For all AIFM1 structures obtained in this study, an AlphaFold2 model was used to obtain an initial model and then cross-referenced with previously published human and mouse AIFM1 models (PDB:4BUR and PDB:3GD4). Residues were adjusted in Coot⁵⁷ and models were iteratively refined and adjusted using PHENIX (V1.21)⁵⁹ and Coot. For better visualization during initial model building, maps were processed with DeepEMhancer.⁶⁹ Maps and models were visualized using ChimeraX.⁷⁰ Statistics on data collection and validation reports were automatically generated using MolProbity within Phenix.⁷¹

DCIP activity assay

AIFM1 catalyzes the efficient reduction of NAD(P)H: 2,6 dichlorophenolindophenol (DCIP). In a two-step reaction, NADH first reduces the FAD cofactor in AIFM1, from which subsequently electrons are transferred onto DCIP. Using DCIP as the electron acceptor, the latter step is faster than the first one allowing the observation of AIFM1-dependent oxidation of NADH in dependence of differing NADH concentrations. The enzymatic activities of AIFM1 alone, reconstituted AIFM1-AK2A-, or AIFM1-MIA40-binding site peptide complexes as NAD(P)H:DCIP oxidoreductases were measured in 20 mM NaCl, 20 mM Tris/Cl pH = 7.4 at 25°C. Recombinant AIFM1 was used in a final concentration of 800 – 927 nM, The concentration of DCIP was kept constant at 200 μM and the indicated peptides at a final concentration of 3.3 μM. The reaction was started by adding NAD(P)H and the DCIP reduction monitored at 600 nm in a plate reader (CLARIOstar, BMG Labtech). The background reaction in the absence of AIFM1 for each NAD(P)H concentration was subtracted from the data.

Cell proliferation assay

For cell proliferation assay recorded with the cytosmart omni (Axion Biosystems), 15,000 cells were seeded on a poly-L-coated 48-well dish and incubated at 37°C. Expression of AK2 isoforms was continuously induced by doxycycline treatment. After 24 hours, the medium was exchanged with DMEM containing galactose (DMEM supplemented with 4.5 g/l galactose, 1 mM sodium pyruvate, 1 x nonessential amino acids, 10% FCS and 500 mg/ml Pen/Strep) or left in medium with glucose. Every day the medium was exchanged by removing 250 μl and adding 250 μl fresh DMEM containing galactose or glucose. Every 6h the coverage of each well was scanned for 6 days using the cytosmart omni.

Quantification and Statistical Analysis

The intensity of immunoblot signals was quantified using Image Lab (Biorad). Error bars in figures represent standard deviation. The number of experiments is reported in the figure legend.

Supplementary Material

Supplemental information can be found online at https://doi.org/10.1016/j.molcel.2025.05.036.

In brief.

In brief AIFM1 is crucial for mitochondrial function.

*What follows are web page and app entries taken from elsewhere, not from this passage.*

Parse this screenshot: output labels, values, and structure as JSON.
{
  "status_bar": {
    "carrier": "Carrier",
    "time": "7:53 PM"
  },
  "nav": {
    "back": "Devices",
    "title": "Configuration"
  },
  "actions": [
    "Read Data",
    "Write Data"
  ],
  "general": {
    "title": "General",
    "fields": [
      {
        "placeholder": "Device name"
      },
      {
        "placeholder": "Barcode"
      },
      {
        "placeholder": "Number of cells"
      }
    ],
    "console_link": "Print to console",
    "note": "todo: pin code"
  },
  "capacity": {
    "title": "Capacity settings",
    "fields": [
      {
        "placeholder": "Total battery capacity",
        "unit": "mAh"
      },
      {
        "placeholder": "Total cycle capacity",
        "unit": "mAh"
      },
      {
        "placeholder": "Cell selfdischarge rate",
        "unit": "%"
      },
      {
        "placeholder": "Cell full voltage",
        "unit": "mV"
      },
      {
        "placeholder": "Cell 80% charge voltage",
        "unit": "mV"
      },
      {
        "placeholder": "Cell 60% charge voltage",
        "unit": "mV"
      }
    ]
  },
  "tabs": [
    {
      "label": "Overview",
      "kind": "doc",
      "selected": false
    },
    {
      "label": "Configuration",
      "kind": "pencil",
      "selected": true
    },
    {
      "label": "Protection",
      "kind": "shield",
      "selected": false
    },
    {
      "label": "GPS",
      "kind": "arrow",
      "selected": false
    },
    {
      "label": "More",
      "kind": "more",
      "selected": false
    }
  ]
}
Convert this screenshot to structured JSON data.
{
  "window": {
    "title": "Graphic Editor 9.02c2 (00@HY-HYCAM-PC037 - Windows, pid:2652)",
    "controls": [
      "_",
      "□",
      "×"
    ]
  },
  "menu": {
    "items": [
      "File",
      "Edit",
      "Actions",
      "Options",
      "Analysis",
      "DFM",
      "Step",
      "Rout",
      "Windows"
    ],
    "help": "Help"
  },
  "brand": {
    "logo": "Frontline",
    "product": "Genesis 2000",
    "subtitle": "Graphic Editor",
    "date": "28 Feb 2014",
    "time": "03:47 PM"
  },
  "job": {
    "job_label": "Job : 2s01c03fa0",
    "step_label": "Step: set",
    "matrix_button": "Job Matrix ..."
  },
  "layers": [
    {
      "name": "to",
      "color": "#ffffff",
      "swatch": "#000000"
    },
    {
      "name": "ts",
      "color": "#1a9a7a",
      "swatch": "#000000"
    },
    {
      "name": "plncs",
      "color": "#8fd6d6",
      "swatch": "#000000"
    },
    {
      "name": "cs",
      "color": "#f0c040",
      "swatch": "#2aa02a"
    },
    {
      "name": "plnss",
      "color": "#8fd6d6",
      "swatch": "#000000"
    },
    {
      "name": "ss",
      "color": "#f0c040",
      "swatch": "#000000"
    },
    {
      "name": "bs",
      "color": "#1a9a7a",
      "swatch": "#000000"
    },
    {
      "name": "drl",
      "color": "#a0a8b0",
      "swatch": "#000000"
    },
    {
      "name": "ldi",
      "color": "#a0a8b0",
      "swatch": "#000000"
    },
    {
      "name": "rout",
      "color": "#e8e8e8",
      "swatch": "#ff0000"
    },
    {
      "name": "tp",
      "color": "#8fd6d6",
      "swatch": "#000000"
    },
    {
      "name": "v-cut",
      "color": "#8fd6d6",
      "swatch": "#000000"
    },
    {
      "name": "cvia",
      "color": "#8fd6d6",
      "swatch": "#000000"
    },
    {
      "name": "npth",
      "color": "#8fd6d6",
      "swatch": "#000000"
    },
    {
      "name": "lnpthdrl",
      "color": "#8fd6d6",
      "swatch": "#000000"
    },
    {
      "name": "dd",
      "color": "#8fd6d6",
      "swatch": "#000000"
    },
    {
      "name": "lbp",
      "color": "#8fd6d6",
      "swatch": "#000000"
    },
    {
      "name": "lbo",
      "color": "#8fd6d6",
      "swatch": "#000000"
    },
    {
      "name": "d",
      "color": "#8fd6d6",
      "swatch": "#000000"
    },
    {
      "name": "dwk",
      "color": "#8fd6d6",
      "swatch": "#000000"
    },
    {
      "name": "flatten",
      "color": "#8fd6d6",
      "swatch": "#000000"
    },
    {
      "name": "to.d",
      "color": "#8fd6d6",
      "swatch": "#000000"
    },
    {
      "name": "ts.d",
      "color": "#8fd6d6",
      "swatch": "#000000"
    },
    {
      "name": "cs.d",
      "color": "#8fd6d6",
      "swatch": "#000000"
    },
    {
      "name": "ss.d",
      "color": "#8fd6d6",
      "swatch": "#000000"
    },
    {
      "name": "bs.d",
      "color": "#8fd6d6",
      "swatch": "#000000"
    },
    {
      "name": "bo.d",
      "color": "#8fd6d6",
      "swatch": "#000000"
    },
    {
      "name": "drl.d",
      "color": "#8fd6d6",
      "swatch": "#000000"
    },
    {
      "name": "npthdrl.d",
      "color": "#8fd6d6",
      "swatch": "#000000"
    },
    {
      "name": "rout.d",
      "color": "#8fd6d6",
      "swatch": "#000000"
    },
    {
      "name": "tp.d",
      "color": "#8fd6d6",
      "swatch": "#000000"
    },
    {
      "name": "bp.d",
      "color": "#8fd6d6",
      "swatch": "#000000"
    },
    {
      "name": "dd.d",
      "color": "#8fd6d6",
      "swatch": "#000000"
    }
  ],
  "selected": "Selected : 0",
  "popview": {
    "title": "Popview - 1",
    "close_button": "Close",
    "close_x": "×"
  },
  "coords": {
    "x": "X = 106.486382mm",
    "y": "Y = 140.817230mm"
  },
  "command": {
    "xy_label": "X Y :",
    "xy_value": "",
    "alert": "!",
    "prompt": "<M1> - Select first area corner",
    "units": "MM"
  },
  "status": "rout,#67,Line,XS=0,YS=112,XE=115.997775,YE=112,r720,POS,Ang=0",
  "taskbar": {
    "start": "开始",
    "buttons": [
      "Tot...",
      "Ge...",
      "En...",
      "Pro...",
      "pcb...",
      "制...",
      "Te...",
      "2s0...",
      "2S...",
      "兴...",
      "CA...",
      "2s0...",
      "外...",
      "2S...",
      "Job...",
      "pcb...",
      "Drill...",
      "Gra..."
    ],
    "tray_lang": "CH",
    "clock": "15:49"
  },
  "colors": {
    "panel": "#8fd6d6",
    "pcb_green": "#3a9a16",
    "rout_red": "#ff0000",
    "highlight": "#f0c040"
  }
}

Here, Rothemann, Pavlenko et al. show that AK2A interacts with NADH-dependent AIFM1 dimers. They demonstrate that this interaction stabilizes AIFM1 dimers and enhances their activity. Given the proximity to ADP/ATP translocases and ATP synthase, the AIFM1-AK2A complex may contribute to metabolic adaptation.

Highlights.

• AIFM1 interacts with MICOS subunits, adenylate kinase 2 isoform A (AK2A), and MIA40

• NADH-dependent AIFM1 dimers form stable complexes with AK2A

• AIFM1 dimers interact with AK2A and MIA40 through common structural mechanisms

• An AIFM1/AK2A hub ensures metabolic adaptation

Data and code availability

• The mass spectrometry proteomics data have been deposited to the ProteomeXchange Consortium via the PRIDE⁵⁶ partner repository with the dataset identifier PRIDE: PXD055617. The protein-protein interaction microarray data can be found in Data S1. Atomic coordinates and EM maps have been deposited at the Protein Data Bank (PDB) with the accession numbers PDB: 9GQY and EMD-51514 (AIFM1 dimer), PDB: 9GQZ and EMD-51515 (AIFM1-MIA40), and PDB: 9GR0 and EMD-51516 (AIFM1-AK2A).

• This paper does not report original code.

• Any additional information required to reanalyze the data reported in this paper is available from the lead contact upon request.